This repository contains the code and data related to an upcoming article about a workflow to classify the English Short Title Catalogue (ESTC) records by genre. Preprint of the article is available at Zenodo. For proprietary reasons, we can not share all data sets needed for replication publicly. Those data sets can be shared for replication purposes upon a request. Data sets called in the scripts but missing from the publicly available version of the repo are marked with X. Calls to libraries and repositories that contain ESTC data that we can not share publicly have been left as they were when the scripts were ran.
The article elaborates on e.g. the structure of the classification workflow comprehensively. Hence, the descriptions here are concise and written to complement and connect to the article.
This folder includes the classification, analysis and tool (e.g. exploratory tools used in the article) R scripts related to the article.
The main script of the workflow to classify ESTC records by genre. Takes the steps 1-2 as the starting point and continues to the other steps.
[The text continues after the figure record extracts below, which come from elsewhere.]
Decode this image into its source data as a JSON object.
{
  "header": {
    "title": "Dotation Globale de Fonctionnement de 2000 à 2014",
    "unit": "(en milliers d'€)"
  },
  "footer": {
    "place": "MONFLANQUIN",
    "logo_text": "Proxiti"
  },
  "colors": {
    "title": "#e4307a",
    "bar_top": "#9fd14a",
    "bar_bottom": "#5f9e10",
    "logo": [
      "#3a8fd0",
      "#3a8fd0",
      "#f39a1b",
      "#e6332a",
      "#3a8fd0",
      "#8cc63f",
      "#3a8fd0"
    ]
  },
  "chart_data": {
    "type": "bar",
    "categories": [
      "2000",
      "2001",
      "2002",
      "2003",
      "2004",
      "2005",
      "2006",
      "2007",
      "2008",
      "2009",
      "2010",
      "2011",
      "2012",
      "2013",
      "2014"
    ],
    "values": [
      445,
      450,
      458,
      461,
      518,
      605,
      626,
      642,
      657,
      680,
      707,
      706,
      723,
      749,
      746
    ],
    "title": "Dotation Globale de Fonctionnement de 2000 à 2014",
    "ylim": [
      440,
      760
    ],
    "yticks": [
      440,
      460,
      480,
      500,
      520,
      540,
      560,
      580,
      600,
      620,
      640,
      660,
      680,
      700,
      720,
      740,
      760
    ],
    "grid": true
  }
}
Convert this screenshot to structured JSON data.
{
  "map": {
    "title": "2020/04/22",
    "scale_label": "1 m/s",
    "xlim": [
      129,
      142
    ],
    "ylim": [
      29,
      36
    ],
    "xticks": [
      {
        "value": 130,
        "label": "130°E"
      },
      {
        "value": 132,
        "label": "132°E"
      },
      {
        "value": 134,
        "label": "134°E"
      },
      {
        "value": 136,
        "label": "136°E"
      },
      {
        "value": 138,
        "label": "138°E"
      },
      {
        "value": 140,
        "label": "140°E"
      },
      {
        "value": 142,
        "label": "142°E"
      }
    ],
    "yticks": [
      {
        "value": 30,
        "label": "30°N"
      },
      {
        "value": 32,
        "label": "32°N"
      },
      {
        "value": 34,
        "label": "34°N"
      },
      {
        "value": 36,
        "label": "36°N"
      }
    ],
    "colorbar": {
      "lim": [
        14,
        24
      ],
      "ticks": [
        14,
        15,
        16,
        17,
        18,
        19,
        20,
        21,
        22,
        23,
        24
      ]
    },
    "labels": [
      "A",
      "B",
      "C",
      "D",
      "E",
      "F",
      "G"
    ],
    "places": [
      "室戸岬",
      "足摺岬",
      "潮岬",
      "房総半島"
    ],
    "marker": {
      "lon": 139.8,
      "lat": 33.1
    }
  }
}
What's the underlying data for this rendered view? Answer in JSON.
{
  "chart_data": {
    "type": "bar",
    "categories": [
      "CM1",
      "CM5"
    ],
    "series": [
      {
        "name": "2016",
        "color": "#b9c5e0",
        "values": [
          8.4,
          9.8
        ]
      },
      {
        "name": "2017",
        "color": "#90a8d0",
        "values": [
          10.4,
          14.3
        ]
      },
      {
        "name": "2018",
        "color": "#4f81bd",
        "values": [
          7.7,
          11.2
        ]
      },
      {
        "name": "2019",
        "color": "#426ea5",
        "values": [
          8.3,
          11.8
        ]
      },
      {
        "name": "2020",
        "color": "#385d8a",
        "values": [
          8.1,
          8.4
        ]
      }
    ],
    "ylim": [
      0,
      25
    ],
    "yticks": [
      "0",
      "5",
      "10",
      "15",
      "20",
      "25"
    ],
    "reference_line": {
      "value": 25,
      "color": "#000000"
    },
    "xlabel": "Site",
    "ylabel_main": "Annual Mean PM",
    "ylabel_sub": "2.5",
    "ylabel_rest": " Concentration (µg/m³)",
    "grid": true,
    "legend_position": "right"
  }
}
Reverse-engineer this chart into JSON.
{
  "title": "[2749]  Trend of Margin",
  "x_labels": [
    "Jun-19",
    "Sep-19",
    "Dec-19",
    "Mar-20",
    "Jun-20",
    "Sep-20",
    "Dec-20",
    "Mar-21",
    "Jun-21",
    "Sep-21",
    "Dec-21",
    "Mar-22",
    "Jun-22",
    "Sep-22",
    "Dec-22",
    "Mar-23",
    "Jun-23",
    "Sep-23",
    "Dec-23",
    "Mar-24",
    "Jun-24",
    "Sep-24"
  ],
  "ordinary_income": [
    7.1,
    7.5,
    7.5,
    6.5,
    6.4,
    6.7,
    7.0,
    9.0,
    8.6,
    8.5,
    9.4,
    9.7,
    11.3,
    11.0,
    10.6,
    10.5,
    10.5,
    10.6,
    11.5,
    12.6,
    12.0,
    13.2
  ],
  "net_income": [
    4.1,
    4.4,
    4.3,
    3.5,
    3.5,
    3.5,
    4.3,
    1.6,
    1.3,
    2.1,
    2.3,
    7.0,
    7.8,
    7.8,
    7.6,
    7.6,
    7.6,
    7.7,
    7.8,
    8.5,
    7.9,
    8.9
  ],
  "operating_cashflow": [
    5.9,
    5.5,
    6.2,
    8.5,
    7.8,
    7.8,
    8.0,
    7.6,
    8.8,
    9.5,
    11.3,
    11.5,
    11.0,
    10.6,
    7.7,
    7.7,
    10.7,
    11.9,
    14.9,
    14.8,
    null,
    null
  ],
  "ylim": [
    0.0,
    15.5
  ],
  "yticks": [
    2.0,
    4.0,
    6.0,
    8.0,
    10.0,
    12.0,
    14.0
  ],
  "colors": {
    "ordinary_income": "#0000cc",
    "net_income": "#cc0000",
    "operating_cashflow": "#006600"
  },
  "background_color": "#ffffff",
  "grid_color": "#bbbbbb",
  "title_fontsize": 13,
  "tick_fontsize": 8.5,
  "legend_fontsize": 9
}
In addition to the genre data, evaluation samples analysed in the article are also generated in this script.
A script that contains the data analyses of the manually annotated samples and the genre data generated by the workflow. Figures 2-5 and table 4 are produced in this script.
Minor polishing and implementation of the supercategories for the genre data.
A script that gathers information about periodical publications and combines that data with the manually annotated documents, executing steps 1 and 2 of the workflow.
Demonstrates how statistical approaches were used to find potentially useful keywords and title ngrams for the genre classification workflow.
This subfolder contains files that relate to the results (e.g. classified ESTC records, manually annotated data) obtained in the article.
The very final output that incorporates the discoveries of the evaluation to the genre data. ESTC record per row and the main category, subcategory and supercategory on respective columns.
The evaluated sample of records classified by the workflow. The manually annotated records have a source variable value 'not available', something that was fixed for the post-processed version of the genre data.
The evaluated sample of records not classified by the workflow.
The output of the genre classification workflow, with each row corresponding to an ESTC record with the main category and subcategories on their respective columns.
A table that demonstrates what the tables that were used to look for useful ngrams and keywords to include to the workflow looked like. The last column of the table topic_category_ratio measures how disproportionately a given keyword (named topic in the table) is concentrated to a main category (first column) in manually annotated data. The second last column measures the absolute concentration of a keyword to a main category. These properties allow a more focused analysis of those keywords, that have at least a strong correlational relationship with some main category. Due to proprietary reasons, we can not share full tables that result from such computational analyses in a publicly available repo.
The data about erroneous (each row a record in the sample and columns indicating the real and assigned category) classifications used to create figures 2 and 3. The table summary_table_of_pairwise_labeling_errors.csv is the starting point for this table.
Table that includes the rows and columns of table 5, as well as other columns needed to derive the final coverage estimates.
This subfolder contains files utilised by the classification and analysis pipeline, that are more related to the 'process' rather than 'results' of the article. By default, data sets related to ESTC contain one edition per row, and columns list attributes (id, title, etc.)
The manually annotated ESTC records used in the workflow (step 1). This is combined with the periodicals to create manually_annotated_documents_and_periodicals.csv. Periodical information in this table was not used.
A file that post-processes some of the labeling that the authors did to the manually evaluated samples to a standardised format needed for statistical analysis.
The random sample of documents labelled by the workflow that the two authors evaluated. The annotated version is in the subfolder data_final.
The random sample of documents not labelled by the workflow that the two authors evaluated. The annotated version is in the subfolder data_final.
Files that list ngrams that are at least statistically correlated with a main category, with a field (varies by file) that can be used to filter out ngrams that did not pass the manual evaluation stage.
Full titles of the ESTC records
The keyword data (ESTC record-keyword -pairs) used in the article/workflow.
Documents of the steps 1 and 2 of the workflow combined.
Keywords that were manually selected for the workflow for classification step 3.
Keywords used to detect periodicals.
Strings in microfilm and bibliographic information fields deemed potentially useful in detecting periodicals. The harmonised version of this file includes a column that indicates whether the string was then manually selected to be an indicator of a related record actually being a periodical.
File that harmonises subcategory information to a more standardised format (e.g. trials is converted to trial).
A table that maps the main categories to supercategories.
Monograms used in the second round of labeling ESTC records with genre based on title ngrams (step 5).
Keywords used to label ESTC records on the second round of labeling ESTC records with genre based on the ESTC keywords (step 6).
For some of the scripts produce these to more accurately describe the conditions in which the script was run the last time.
Scripts generate the visualisations shown in the article here.